In today’s News:
Egger extended call for President of Concordia Seminary, St. Louis
Concordia Seminary, St. Louis has extended a call to Dr. Thomas J. Egger, the Gustav and Sophie Butterbach Professor of Exegetical Theology and chairman of the Department of Exegetical Theology at Concordia Seminary, to serve as the 11th president in the school’s 182-year history. The call was extended after a unanimous vote on the first ballot by the electors and following interviews with the final slate of two candidates. Egger was originally nominated for the presidency by all three sources that Synod Bylaws allow to submit nominations: the faculty of Concordia Seminary, the Board of Regents of Concordia Seminary and numerous LCMS congregations.
Republicans move to save women’s sports
Republican Sen. Mike Lee of Utah last week led 13 of his colleagues in introducing the Protection of Women and Girls in Sports Act, legislation that would protect athletic opportunities for female athletes. Specifically, the bill would ensure that Title IX provisions relating to athletics treat sex as that which is “recognized based solely on a person’s reproductive biology and genetics at birth.” Further, if any recipient of federal funding who operates, sponsors or facilitates athletic programs or activities permits a male to participate in a women’s sporting event, they would be found to be violation of the statutory regulations outlined in Title IX.

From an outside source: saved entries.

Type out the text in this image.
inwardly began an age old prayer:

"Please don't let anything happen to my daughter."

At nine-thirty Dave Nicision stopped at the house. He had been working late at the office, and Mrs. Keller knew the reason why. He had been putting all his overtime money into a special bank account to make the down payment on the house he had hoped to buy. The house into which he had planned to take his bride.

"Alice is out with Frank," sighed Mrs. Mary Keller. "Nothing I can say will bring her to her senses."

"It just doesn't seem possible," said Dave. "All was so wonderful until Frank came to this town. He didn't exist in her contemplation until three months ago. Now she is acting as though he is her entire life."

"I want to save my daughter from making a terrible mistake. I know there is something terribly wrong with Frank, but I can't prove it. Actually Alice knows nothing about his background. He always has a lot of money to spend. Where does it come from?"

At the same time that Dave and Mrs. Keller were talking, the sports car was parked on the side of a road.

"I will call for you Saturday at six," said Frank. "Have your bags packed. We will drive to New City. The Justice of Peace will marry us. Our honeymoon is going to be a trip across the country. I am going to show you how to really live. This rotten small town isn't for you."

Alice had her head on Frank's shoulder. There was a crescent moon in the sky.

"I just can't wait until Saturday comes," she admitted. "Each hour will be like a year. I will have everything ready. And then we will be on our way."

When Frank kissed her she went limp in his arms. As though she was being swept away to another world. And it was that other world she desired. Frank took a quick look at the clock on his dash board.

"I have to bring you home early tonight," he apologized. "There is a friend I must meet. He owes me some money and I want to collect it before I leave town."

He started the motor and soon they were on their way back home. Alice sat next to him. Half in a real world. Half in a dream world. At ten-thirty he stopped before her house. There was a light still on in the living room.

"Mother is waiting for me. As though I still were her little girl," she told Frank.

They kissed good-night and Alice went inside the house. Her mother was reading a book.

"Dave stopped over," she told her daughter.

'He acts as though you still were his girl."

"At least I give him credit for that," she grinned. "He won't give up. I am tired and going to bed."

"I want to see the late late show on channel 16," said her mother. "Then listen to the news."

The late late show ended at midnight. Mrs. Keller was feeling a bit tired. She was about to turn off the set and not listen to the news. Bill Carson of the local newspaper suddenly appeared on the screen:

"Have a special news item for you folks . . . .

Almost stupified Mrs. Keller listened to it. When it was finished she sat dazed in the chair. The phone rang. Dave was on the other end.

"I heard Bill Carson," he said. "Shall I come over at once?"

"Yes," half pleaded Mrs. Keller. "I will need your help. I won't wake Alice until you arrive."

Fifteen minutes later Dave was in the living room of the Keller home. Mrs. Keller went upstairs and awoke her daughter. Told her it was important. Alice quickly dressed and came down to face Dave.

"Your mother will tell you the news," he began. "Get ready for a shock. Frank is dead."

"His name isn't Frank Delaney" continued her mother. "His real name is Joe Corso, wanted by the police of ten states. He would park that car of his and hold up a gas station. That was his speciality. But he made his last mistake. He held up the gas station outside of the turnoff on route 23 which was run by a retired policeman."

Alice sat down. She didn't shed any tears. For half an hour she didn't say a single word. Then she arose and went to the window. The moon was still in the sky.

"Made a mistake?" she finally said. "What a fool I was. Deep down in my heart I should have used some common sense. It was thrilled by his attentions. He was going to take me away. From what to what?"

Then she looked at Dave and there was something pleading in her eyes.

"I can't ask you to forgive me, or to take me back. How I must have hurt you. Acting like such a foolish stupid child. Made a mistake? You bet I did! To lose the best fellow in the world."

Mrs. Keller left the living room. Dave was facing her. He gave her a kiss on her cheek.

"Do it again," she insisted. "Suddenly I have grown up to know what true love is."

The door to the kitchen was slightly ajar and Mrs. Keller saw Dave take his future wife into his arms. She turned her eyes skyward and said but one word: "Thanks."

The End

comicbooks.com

Supreme Court reopens California houses of worship
The Supreme Court issued an injunction stopping California’s extreme COVID-19 ban on indoor worship in churches, synagogues and other houses of worship. The Court ruled in two cases, South Bay United Pentecostal Church v. Newsom and Harvest Rock Church v. Newsom. Both churches sued California Gov. Gavin Newsom, challenging the state’s total ban on indoor worship services — the most extreme in the nation — that targeted churches for closure while allowing non-essential retail stores such as Macy’s to open to hundreds of customers, as well as hair salons, nail salons and Hollywood soundstages. The Justices wrote several opinions in addition to the Court’s order
Senate Democrats block ‘Born Alive’ legislation
With a vote of 52-48, the Born-Alive Abortion Survivors Protection Act failed as an amendment to the 2021 Budget Resolution in the Senate. All Senate Republicans, along with Democratic Senators Joe Manchin of West Virginia and Bob Casey, Jr. of Pennsylvania, voted in favor of the amendment. Forty-eight Senate Democrats blocked the amendment, which required 60 votes to pass. The Born-Alive Abortion Survivors Protection Act requires that, when a baby is born alive following an abortion, health care practitioners must exercise the same degree of professional skill and care that would be offered to any other child born alive at the same gestational age. It also requires that, following appropriate care, health care workers must transport the child immediately to a hospital.